Rating:
# EASYCTF - Little Language
> I want root access to this special programming portal, and this file is my only clue.
> Maybe the password is inside? Even if it is, I'm not sure how to enter it.
> nc c1.easyctf.com 12480
> Oh! Almost forgot... this might help.
For this challenge, we've been given an image: encrypted.png.
The instructions say that the password might be in it...
When using strings on the picture, we get the following text:
note: the password is `l7&4C&Cg`
Also on the picture, we can see a pseudo mathematical expression with the followings:
* FLAG
* E(username) = root
* E(password) = REDACTED
In the instructions, we can find a link to a page with the following expression written on it:
`S : E { ExpS $1 }
| global var '=' E { GlobalVarS $2 $4 } `
Seems like a parsing expression grammar...
Finally, the goal of this challenge was to connect to a server and get the flag.

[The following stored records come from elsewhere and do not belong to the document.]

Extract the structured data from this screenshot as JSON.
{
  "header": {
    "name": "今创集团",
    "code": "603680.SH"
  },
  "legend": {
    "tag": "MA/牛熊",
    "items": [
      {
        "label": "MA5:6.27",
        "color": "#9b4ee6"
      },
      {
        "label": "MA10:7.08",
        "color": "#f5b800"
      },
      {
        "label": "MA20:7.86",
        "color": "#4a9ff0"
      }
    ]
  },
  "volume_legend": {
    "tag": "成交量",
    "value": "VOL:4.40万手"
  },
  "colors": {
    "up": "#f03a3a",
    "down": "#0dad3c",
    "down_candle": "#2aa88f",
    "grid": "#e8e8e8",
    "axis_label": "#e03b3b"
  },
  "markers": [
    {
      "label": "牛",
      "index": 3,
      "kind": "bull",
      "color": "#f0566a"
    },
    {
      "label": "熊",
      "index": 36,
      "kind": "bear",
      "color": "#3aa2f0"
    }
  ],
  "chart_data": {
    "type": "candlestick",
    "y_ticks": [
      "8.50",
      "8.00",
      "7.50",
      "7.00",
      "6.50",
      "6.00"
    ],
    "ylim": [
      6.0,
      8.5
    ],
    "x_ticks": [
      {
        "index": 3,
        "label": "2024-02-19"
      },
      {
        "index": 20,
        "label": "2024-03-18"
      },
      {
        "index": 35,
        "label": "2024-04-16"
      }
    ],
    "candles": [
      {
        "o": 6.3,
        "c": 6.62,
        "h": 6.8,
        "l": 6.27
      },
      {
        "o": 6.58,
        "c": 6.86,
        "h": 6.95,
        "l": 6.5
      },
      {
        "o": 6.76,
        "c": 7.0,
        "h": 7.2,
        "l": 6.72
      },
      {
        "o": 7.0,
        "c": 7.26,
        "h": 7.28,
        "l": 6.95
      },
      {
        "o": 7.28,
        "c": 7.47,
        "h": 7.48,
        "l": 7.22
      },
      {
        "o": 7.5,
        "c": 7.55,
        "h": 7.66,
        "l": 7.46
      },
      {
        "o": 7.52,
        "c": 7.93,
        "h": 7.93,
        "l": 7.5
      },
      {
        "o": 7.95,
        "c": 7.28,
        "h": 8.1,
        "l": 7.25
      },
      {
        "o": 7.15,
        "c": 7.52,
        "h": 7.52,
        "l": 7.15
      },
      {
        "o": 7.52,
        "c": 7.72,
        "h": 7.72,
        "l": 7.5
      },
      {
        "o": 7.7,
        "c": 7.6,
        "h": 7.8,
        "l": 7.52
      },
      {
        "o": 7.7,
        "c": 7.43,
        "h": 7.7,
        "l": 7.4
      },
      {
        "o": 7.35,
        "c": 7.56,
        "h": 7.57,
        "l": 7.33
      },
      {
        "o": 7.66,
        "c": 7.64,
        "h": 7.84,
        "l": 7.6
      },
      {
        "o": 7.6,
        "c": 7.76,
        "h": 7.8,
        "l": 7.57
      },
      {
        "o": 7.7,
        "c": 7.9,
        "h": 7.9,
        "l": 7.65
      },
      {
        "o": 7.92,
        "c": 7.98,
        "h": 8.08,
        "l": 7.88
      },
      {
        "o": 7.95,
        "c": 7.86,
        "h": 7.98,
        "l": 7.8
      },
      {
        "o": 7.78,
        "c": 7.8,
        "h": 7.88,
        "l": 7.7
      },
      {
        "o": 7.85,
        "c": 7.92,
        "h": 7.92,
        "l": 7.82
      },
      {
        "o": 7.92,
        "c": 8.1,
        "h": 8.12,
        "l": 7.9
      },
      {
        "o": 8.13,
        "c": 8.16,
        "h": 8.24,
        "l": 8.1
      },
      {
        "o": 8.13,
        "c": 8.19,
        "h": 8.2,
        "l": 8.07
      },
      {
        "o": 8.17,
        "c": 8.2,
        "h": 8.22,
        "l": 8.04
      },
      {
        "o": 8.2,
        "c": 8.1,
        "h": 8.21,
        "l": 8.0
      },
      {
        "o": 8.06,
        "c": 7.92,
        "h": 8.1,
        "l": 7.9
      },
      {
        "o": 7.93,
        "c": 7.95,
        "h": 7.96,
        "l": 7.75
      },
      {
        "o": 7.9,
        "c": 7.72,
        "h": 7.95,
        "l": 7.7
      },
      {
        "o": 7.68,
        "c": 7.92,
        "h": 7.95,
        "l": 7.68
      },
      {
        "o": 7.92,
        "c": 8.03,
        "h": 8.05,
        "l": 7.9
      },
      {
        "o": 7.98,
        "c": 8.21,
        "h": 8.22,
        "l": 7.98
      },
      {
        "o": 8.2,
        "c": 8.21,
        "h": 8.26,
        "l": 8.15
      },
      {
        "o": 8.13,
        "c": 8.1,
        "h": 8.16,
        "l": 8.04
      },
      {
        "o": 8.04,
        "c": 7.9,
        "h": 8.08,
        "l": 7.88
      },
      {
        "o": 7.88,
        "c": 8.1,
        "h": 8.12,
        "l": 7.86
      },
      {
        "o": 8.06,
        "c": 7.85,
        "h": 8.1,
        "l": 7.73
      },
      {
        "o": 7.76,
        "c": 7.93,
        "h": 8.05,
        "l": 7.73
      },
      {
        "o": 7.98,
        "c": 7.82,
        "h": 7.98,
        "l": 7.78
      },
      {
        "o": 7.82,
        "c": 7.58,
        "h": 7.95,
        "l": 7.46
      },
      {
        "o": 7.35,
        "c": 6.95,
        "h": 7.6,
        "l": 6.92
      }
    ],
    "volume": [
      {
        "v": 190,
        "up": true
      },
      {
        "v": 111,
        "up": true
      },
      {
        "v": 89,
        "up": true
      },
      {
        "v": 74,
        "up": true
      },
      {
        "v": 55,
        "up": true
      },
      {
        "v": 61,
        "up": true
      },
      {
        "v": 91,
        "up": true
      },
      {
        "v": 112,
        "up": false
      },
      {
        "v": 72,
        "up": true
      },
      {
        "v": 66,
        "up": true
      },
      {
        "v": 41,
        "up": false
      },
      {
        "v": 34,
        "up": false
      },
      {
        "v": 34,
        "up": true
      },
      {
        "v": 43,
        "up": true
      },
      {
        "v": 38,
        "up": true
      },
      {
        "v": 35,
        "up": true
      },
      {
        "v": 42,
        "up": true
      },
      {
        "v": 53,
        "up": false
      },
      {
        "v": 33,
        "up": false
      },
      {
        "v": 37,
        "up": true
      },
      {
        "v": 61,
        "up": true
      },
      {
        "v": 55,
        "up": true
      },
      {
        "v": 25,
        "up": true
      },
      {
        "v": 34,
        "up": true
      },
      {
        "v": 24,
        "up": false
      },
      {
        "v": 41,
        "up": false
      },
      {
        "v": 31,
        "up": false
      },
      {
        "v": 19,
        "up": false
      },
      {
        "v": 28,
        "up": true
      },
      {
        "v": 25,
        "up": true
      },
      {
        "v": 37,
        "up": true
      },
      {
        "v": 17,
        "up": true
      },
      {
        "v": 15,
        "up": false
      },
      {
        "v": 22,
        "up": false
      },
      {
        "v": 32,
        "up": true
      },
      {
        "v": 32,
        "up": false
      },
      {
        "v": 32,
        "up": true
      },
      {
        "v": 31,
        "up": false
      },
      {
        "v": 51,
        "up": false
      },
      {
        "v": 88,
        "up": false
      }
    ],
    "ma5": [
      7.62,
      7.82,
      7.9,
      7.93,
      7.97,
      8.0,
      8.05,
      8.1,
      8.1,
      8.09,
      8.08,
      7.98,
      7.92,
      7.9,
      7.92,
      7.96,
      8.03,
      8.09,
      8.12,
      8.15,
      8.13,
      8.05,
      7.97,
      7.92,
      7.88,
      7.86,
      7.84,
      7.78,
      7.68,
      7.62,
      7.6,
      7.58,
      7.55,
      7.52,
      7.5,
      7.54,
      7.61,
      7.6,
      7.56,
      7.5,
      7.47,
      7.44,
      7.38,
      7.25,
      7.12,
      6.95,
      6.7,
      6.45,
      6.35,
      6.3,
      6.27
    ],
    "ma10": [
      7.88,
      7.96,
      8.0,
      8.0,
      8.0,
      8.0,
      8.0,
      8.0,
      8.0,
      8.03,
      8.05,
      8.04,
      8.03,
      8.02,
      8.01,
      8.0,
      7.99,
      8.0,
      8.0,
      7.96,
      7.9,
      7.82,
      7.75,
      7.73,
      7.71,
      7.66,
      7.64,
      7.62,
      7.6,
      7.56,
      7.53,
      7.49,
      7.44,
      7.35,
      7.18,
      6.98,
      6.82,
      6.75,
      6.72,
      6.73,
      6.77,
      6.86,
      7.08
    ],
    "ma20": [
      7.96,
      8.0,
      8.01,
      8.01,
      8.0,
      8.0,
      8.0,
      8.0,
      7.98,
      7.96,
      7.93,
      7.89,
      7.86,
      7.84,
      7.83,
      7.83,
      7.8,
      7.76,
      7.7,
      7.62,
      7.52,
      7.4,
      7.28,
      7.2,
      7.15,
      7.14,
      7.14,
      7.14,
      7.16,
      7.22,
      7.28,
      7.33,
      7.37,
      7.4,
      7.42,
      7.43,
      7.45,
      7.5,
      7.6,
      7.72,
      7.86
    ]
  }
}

When connecting to the server, it says : commands begin with ":" (try :help)
:help give us a little help saying that :
* `:help` show this message
* `:end` stop current multi-line parse
* `:q` exit
* note: certain language features only available to root users
The goal is clear : we have to login with username `root` and password `l7&4C&Cg`
First, we can try a simple 1 + 1 which give us the output 2.
Good news ! Our expression is interpreted.
Then if we try username = `root`, we get the following message : Could not evaluate statement or expression to a value.
So let's try global username = `root` !
Then entering username give us the output : `root`
It works the same with : global password = `l7&4C&Cg`
So we can try to print the flag with the command : flag.
Unfortunately it gives us the previous error message.
But if we try again username = `root`, instead of an error message, we get a `Yas` !
Let's try with password = `l7&4C&Cg` : and again we get a `Yas` !
Finally we just need to enter the command : `flag` to print the flag.